Po czasie truchtania i biegania, patrol Klanu Wilka dotarł nad rzekę. Woda była rwąca i niebezpieczna.
— Słyszycie to? — wymruczała zasapana Lamentująca Toń. Koty odwróciły się w kierunku odgłosów, jednak patrol nic nie znalazł.
— Co teraz robimy? — zapytał Sowi Zmierzch.
— Najlepiej iść dalej — szepnęła Lamentująca Toń — Nic tu nie ma, a musimy jeszcze iść do granicy z Klanem Klifu — wyjaśniła. Ryś była zniesmaczona tą sytuacją, jednak Sowi Zmierzch i Iskrząca Nadzieja zgodzili się z jej siostrą. Szylkretka położyła po sobie uszy i ostatni raz spojrzała na rzekę. Kiedy patrol miał się oddalić, kotka usłyszała plusk. Odwróciła głowę i zmrużyła oczy, wtedy zauważyła jasne sylwetki w wodzie. Jak na sygnał ruszyła przed siebie, nie biegła tak szybko jak koty z Klanu Burzy, ale gdyby postarała się bardziej, mogłaby biegać za królikami. Ich los był niemal przesądzony, a wszystko w rękach niebezpiecznej rzeki. Klan Gwiazdy miał jednak inne plany… Małe ciałka zatrzymał gruby korzeń, a Rysi Trop miała okazję złapać je za karki. I tak się stało, szylkretka popędziła w kierunku małych kociaków. Najpierw chwyciła szylkretowego, a później płowego. Po chwili podbiegli do niej pozostali członkowie patrolu. Iskrząca Nadzieja aż wytrzeszczyła oczy ze zdziwienia. Sowi Zmierzch wzdrygnął się i delikatnie przekręcił swój liliowy łeb.

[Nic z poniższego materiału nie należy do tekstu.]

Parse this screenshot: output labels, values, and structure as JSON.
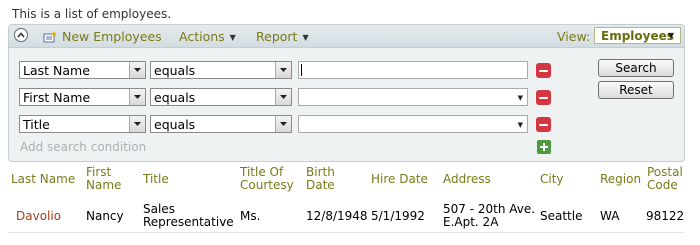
{
  "intro_text": "This is a list of employees.",
  "toolbar": {
    "new_label": "New Employees",
    "actions_label": "Actions",
    "report_label": "Report",
    "view_label": "View:",
    "view_value": "Employees"
  },
  "search": {
    "rows": [
      {
        "field": "Last Name",
        "operator": "equals",
        "value": ""
      },
      {
        "field": "First Name",
        "operator": "equals",
        "value": ""
      },
      {
        "field": "Title",
        "operator": "equals",
        "value": ""
      }
    ],
    "add_condition_label": "Add search condition",
    "search_button": "Search",
    "reset_button": "Reset"
  },
  "grid": {
    "columns": [
      {
        "l1": "Last Name",
        "l2": ""
      },
      {
        "l1": "First",
        "l2": "Name"
      },
      {
        "l1": "Title",
        "l2": ""
      },
      {
        "l1": "Title Of",
        "l2": "Courtesy"
      },
      {
        "l1": "Birth",
        "l2": "Date"
      },
      {
        "l1": "Hire Date",
        "l2": ""
      },
      {
        "l1": "Address",
        "l2": ""
      },
      {
        "l1": "City",
        "l2": ""
      },
      {
        "l1": "Region",
        "l2": ""
      },
      {
        "l1": "Postal",
        "l2": "Code"
      }
    ],
    "rows": [
      {
        "last_name": "Davolio",
        "first_name": "Nancy",
        "title_l1": "Sales",
        "title_l2": "Representative",
        "courtesy": "Ms.",
        "birth_date": "12/8/1948",
        "hire_date": "5/1/1992",
        "address_l1": "507 - 20th Ave.",
        "address_l2": "E.Apt. 2A",
        "city": "Seattle",
        "region": "WA",
        "postal_code": "98122"
      }
    ]
  },
  "colors": {
    "accent": "#7a7a18",
    "link": "#a0401c",
    "remove": "#d4373f",
    "add": "#4f9a3e"
  },
  "icons": [
    "collapse-icon",
    "new-record-icon",
    "remove-icon",
    "add-icon",
    "dropdown-arrow-icon"
  ]
}
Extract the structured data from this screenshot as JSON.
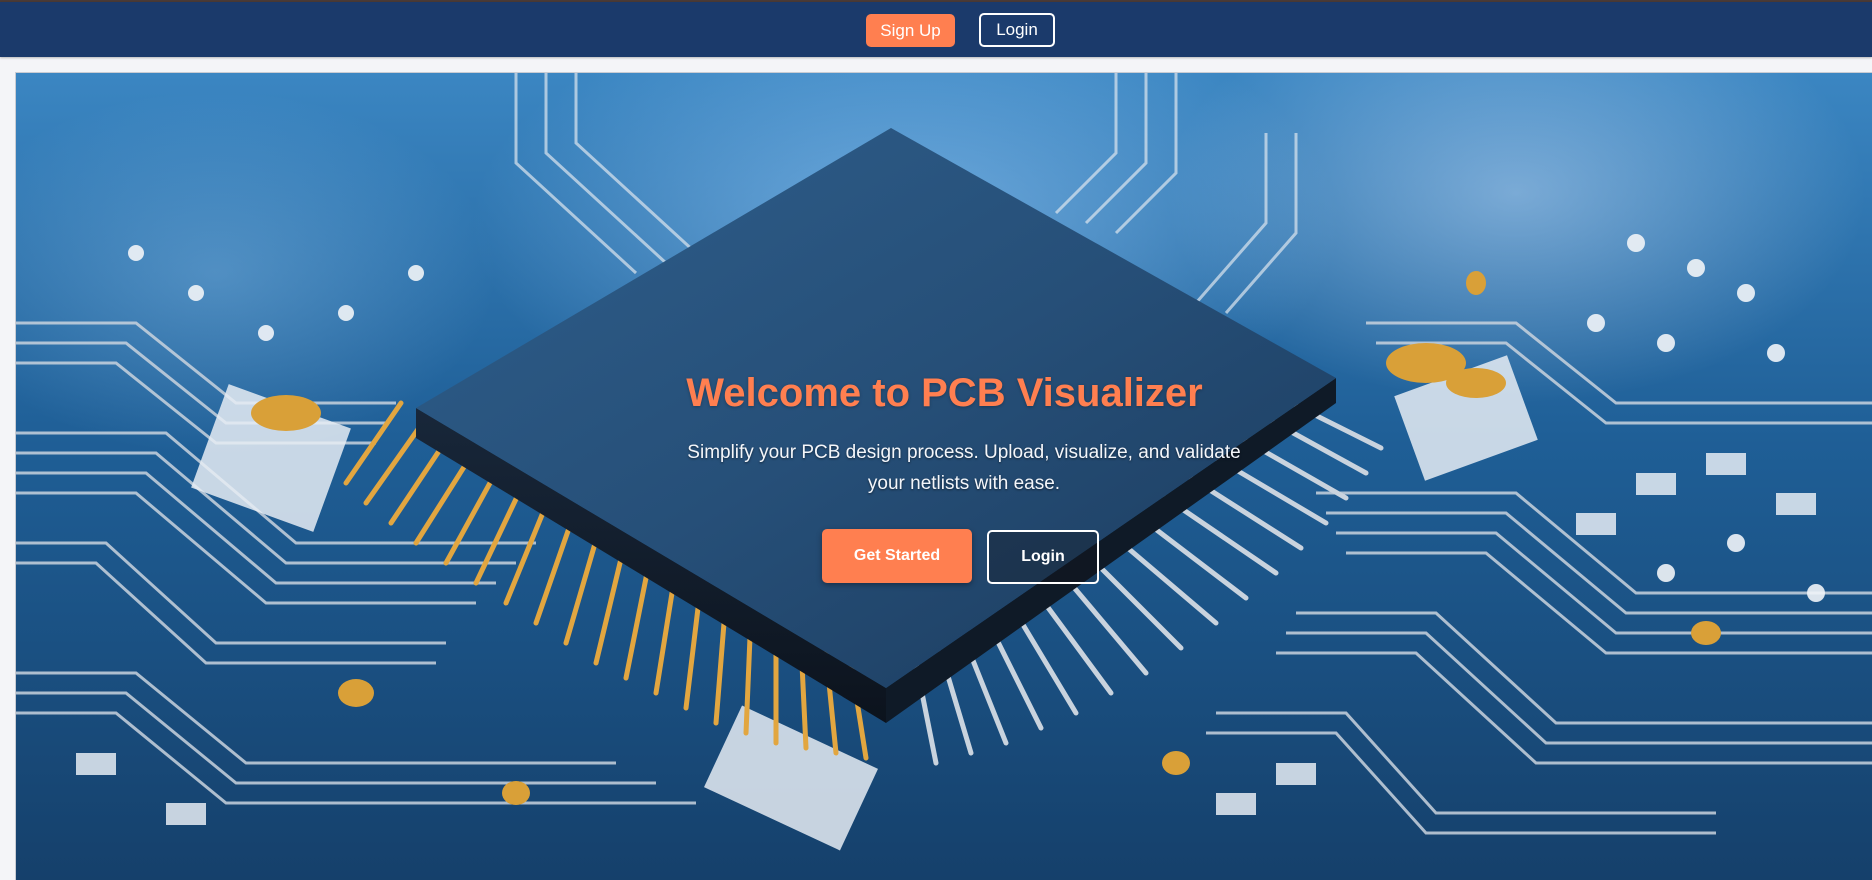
{
  "navbar": {
    "signup_label": "Sign Up",
    "login_label": "Login"
  },
  "hero": {
    "title": "Welcome to PCB Visualizer",
    "subtitle": "Simplify your PCB design process. Upload, visualize, and validate your netlists with ease.",
    "get_started_label": "Get Started",
    "login_label": "Login",
    "background_image": "circuit-board-chip-photo"
  },
  "colors": {
    "navbar": "#1b3a6b",
    "accent": "#ff7f50",
    "board_blue": "#1f5f97"
  }
}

— Musimy je zabrać do obozu! Rodzice czy nie, one potrzebują schronienia! — syknęła w stronę Lamentującej Toni. Dymna pokiwała głową i chwyciła jednego kociaka za futerko. Tak samo zrobiła Rysi Trop, a kiedy patrol był gotowy, koty wyruszyły do obozu. Wilgoć dotykała Ryś po pyszczku, a ta z niechęcią spojrzała na kociaka.
***
— Zaraz będziemy! — krzyknął Sowi Zmierzch. Niebieska miała coś powiedzieć, ale zapomniała, że trzyma kociaka w pysku. “Na Klan Gwiazdy! Czy on nie może się zamknąć?” — pomyślała. Czekoladowa kotka stanęła w progu obozu i rozejrzała się. Na szczęście nikt nie stał im na drodze, żeby wejść. A kiedy już wbiegli, w ich stronę pojawiły się nagłe i gwałtowne spojrzenia. Od razu podbiegła do nich kultystka, a zarazem mistrzyni — Makowy Nów.
— Co się stało? Skąd macie te kociaki? — wzdrygnęła się kocica. Szylkretka delikatnie położyła ciałko, usiadła i przykryła je ogonem.
— One… Tonęły. Musieliśmy je uratować — wytłumaczyła. Mistrzyni spojrzała na nią swoimi żółtymi oczami, mrużąc je w szparki. Wojowniczka poczuła krew, która przepływała przez jej uszy. Teraz wszystko w rękach wyższego stopnia Klanu Wilka. Słońce zaczęło zanikać, a na jego miejsce powędrował księżyc. Wojownicy po skończeniu patrolu udali się do legowisk. Rysi Trop położyła się i obróciła na drugą stronę. Powoli zamknęła oczy i zasnęła.